Traitement chirurgical
Différentes méthodes ont été proposées dans le traitement de la fissure, certaines visant à faire l’exérèse de la fissure et d’autres visant à supprimer l’hypertonie anale, permettant ainsi la cicatrisation de la fissure.
La seule méthode validée par des études scientifiques est la sphinctérotomie latérale fermée : cette méthode consiste à l’aide d’un bistouri très fin à aller sous la peau couper quelques fibres du sphincter interne, et ainsi supprimer l’hypertonie anale sans action directe au niveau de la fissure. L’avantage de cette méthode est qu’elle est réalisée sous une courte anesthésie générale en ambulatoire (entrée le matin est sortie en début d’après-midi, accompagné) et que les suites opératoires sont très peu douloureuses.

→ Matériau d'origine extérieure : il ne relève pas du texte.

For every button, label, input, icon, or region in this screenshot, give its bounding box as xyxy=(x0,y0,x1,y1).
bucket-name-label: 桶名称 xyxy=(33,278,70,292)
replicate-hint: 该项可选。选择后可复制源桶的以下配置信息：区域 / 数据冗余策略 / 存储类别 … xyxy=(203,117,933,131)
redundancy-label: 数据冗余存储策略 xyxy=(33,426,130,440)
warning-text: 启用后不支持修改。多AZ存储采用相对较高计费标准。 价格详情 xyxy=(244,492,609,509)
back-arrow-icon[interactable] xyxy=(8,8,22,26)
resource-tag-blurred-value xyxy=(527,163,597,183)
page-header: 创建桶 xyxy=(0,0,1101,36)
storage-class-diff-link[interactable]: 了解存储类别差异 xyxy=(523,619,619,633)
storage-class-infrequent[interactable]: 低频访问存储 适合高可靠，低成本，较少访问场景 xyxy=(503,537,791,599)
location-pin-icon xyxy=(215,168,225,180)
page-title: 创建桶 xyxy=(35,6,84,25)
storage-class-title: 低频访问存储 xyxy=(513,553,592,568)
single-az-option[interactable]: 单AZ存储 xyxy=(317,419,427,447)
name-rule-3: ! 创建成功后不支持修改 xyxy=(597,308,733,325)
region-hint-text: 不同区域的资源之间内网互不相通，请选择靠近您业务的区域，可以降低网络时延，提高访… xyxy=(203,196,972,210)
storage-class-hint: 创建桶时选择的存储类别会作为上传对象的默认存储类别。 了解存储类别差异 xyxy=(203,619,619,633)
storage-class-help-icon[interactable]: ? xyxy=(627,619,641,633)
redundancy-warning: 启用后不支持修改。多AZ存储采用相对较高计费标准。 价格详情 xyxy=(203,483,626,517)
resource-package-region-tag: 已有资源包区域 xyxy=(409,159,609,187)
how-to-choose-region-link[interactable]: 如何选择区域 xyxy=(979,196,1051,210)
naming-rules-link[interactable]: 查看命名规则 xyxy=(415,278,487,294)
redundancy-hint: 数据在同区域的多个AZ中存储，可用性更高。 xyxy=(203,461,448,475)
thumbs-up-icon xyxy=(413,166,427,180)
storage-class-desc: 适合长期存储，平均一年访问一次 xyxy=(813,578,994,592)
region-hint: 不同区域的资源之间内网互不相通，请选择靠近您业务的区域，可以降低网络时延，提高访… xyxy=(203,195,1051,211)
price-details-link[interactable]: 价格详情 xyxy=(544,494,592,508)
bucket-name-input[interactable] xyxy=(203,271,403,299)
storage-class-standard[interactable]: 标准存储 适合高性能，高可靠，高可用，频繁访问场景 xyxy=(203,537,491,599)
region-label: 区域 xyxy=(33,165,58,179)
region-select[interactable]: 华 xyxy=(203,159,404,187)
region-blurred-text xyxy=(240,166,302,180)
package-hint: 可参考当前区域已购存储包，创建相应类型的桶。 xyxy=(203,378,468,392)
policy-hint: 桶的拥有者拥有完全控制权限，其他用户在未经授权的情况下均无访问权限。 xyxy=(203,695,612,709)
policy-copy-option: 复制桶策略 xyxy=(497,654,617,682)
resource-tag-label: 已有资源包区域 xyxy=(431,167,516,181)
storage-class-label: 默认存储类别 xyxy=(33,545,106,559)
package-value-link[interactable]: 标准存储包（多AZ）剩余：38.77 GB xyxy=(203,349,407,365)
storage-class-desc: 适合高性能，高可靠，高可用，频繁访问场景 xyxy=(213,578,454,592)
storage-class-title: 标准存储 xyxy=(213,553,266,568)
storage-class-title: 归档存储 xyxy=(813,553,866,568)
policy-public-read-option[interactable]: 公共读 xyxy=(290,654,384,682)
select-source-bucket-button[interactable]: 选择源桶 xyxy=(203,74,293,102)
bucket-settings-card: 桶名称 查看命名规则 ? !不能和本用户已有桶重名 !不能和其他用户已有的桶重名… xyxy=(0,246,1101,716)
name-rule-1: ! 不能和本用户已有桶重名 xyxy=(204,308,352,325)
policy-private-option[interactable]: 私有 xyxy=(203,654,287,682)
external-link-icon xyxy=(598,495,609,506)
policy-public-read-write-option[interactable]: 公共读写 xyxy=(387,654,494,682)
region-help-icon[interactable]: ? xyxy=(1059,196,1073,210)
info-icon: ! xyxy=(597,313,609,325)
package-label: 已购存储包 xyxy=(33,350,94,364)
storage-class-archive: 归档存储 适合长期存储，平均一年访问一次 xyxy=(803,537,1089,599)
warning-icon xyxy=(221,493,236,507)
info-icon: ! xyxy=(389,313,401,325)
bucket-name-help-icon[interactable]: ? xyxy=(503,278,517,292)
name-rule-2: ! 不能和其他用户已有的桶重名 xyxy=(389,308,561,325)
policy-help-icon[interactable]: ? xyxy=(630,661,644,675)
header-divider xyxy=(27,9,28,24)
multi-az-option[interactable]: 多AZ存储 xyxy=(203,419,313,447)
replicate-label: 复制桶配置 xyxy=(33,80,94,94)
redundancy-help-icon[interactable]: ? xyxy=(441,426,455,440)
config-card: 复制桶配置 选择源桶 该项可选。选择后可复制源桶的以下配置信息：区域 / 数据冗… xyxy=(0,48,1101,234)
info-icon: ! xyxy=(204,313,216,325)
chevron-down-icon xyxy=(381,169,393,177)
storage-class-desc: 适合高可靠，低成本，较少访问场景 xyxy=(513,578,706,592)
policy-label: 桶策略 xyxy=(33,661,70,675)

Les complications postopératoires sont exceptionnelles et le risque d’incontinence redoutée comme dans toute chirurgie anale est inexistant si l’indication est bien posée et le geste réalisé selon les règles.
Parmi les autres techniques chirurgicales, la dilatation anale vise à obtenir le même résultat mais avec un risque important d’incontinence anale, elle doit être abandonnée.
Dans les cas où existent des éléments péri-fissuraires (papille anale, marisque) on pourra proposer une exérèse de la fissure et de ces éléments, associée ou non à une petite sphinctérotomie pour corriger l’hypertonie et éviter la récidive. Dans ce cas la cicatrisation sera plus longue et des douleurs postopératoires plus importantes.
Recommandations concernant les fissures anales
La fissure anale est une lésion provoquée et entretenue mécaniquement par le passage des selles. Le meilleur moyen pour éviter sa survenue est donc d’avoir un transit aussi régulier que possible : pour cela il est recommandé d’avoir une alimentation équilibrée et suffisamment riche en fibres (fruits, légumes, salades, aliments complets) et de se présenter à la selle quand le besoin se fait sentir en évitant d’y rester anormalement longtemps (abolir la lecture dans les WC !). Si malgré ces bonnes habitudes, le transit reste difficile, il est alors recommandé de voir son médecin et de se faire prescrire un laxatif non irritant qui pourra alors être pris au long cours sans danger.
Lorsque la fissure est présente, les mêmes recommandations s’imposent avec en plus l’usage de pommades et de suppositoires pour lubrifier le passage des selles. Si les douleurs persistent malgré tout ou récidivent de façon fréquente, il faudra prendre un avis proctologique pour envisager un geste radical.
Il faut enfin rappeler que devant un saignement à la selle, il faut toujours éliminer une cause colique qui pourrait se révéler plus grave (polype, cancer…) par la réalisation d’une coloscopie chez les patients après 40 ans ou présentant des antécédents familiaux de tumeur intestinale.